In a November 2, 2017 TechCrunch article, OpenAI Director Shivon Zilis raises the specter of unchecked research and development by technocrats in a dangerous vacuum. Researchers and software developers are essentially writing policy into code, thereby fundamentally influencing an important aspect of human cultural evolution without enough input from the public.
“…artificial intelligence researchers are, in some ways, “basically writing policy in code” because of how influential the particular perspectives or biases inherent in these systems will be, and suggested that researchers could actually consciously set new cultural norms via their work, Zilis added that the total number of people setting the tone for incredibly intelligent AI is probably “in the low thousands.”
She added that this means we likely need more crossover discussion between this community and those making policy decisions…” Shivon Zillis, OpenAI
In healthcare machine learning, the only barrier between a flawed algorithm and a functioning one is the unequivocal commitment of the physician to his or her hippocratic oath, and their professionalism. After all, if we tell an algorithm 100,000 times that orange is the new black…
Would it be far-fetched to envision a point when machines are entrusted with peer-review of human diagnosticians? What if the algorithms become sophisticated enough to have a detection success rate consistently superior to that of a human diagnostician for some specific diagnosis?
Approach Medical Imaging With Caution

The question remains: once we place artificial diagnosticians into production, who inherits the responsibility of peer-reviewing the diagnostic results? The same ML algorithm cannot be in charge of its own reviewing, for the same reason a physician cannot self-review – given the same input, its diagnostic conclusion would be identical. If the task of peer-reviewing is entrusted to a distinctly separate neural network, we are presupposing this second, peer-reviewing algorithm was originally taught by absorbing a separate set of similar images, labeled by a distinctly separate group of physicians.
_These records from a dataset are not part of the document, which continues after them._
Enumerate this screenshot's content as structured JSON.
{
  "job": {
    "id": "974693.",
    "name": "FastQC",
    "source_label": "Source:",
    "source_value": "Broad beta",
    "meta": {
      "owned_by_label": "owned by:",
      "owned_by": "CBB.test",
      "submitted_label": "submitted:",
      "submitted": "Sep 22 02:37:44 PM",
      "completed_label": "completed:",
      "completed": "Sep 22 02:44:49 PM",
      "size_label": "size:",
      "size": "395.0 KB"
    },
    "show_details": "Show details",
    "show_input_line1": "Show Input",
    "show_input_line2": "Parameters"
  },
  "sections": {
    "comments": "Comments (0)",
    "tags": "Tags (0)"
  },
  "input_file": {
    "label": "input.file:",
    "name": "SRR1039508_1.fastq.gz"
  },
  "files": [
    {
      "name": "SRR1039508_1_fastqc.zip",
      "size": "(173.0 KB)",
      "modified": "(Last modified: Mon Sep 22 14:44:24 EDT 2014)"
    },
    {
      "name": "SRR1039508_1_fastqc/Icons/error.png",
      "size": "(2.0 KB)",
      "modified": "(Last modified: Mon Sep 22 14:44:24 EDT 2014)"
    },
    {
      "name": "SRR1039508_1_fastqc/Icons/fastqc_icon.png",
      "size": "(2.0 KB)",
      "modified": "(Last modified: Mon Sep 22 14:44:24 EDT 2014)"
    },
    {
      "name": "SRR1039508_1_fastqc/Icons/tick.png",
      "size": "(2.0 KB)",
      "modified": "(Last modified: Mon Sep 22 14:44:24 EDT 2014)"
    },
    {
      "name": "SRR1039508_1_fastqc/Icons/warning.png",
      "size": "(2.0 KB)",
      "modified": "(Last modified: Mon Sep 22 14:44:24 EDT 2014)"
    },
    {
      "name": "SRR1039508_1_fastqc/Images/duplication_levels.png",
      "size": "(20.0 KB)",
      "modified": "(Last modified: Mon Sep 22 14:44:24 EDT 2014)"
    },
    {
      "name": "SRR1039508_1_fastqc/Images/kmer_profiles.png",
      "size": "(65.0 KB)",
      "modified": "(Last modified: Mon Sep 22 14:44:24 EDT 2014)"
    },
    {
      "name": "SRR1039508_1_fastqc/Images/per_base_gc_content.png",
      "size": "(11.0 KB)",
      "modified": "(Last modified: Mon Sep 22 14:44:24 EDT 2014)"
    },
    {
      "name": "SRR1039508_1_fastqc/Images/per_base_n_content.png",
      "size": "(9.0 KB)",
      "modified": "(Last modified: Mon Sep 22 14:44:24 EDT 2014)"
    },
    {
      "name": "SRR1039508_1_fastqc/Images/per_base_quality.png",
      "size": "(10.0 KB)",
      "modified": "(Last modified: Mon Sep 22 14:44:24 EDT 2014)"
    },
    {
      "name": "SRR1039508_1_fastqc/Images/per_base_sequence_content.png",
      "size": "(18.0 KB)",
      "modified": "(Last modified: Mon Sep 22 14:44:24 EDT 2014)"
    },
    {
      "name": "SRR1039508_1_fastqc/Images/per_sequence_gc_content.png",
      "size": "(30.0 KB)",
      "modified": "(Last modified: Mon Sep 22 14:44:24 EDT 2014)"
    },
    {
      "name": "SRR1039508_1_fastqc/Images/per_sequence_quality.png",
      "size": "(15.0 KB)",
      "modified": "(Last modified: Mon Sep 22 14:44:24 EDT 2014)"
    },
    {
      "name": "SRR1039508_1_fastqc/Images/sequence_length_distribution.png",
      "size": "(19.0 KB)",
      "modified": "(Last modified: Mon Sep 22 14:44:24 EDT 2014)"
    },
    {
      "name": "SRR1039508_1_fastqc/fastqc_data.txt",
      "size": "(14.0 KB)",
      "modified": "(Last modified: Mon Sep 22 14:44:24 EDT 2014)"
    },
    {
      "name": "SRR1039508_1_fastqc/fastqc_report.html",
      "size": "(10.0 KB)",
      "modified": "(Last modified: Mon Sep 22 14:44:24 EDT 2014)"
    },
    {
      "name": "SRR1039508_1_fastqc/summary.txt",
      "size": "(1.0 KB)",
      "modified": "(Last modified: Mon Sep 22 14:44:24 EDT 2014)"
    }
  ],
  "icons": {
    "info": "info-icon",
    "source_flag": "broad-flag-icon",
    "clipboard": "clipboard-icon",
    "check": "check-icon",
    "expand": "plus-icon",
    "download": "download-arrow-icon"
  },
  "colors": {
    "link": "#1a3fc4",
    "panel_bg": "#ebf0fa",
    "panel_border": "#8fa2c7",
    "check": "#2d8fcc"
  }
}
We are raising these issues not because we have all the answers. We are raising them so we stop and think, and because AI in healthcare will inexorably have an impact on patient care and outcomes – some good, some not so good. There is an overwhelming amount of noise in health IT today, coming from a multitude of vendors and research institutions who are all fighting for a leading position in this burgeoning field, and hoping to convert a leading position into higher EPS.
Wall Street expectations – aka greed – have a way of bringing the worst out of us, including a tendency to rush into commercializing solutions that may or may not be in the best interest of patient safety. While some continue to adhere to sound ethical and scientific standards, there are others who are prematurely pushing half-baked solutions to the market, before many of the questions we raise in this article have been addressed or, at the very least, acknowledged.
Artificial Intelligence is an awe-inspiring endeavor that deserves our respect, enthusiasm and collective contribution. As a vendor Dicom Systems is thrilled to play a part in the evolution of this exciting field. Nonetheless, we caution our fellow Health IT vendors that there is still a long and arduous road ahead.
Creating AI solutions in the field of medical imaging is a laborious and unglamorous endeavor, yet it is worth the effort because it presents monumental possibilities for patient care. For the sake of patient safety, we must ponder the consequences of our designs as carefully as the NASA engineers who were entrusted with the safety of astronauts sent into space for the first time.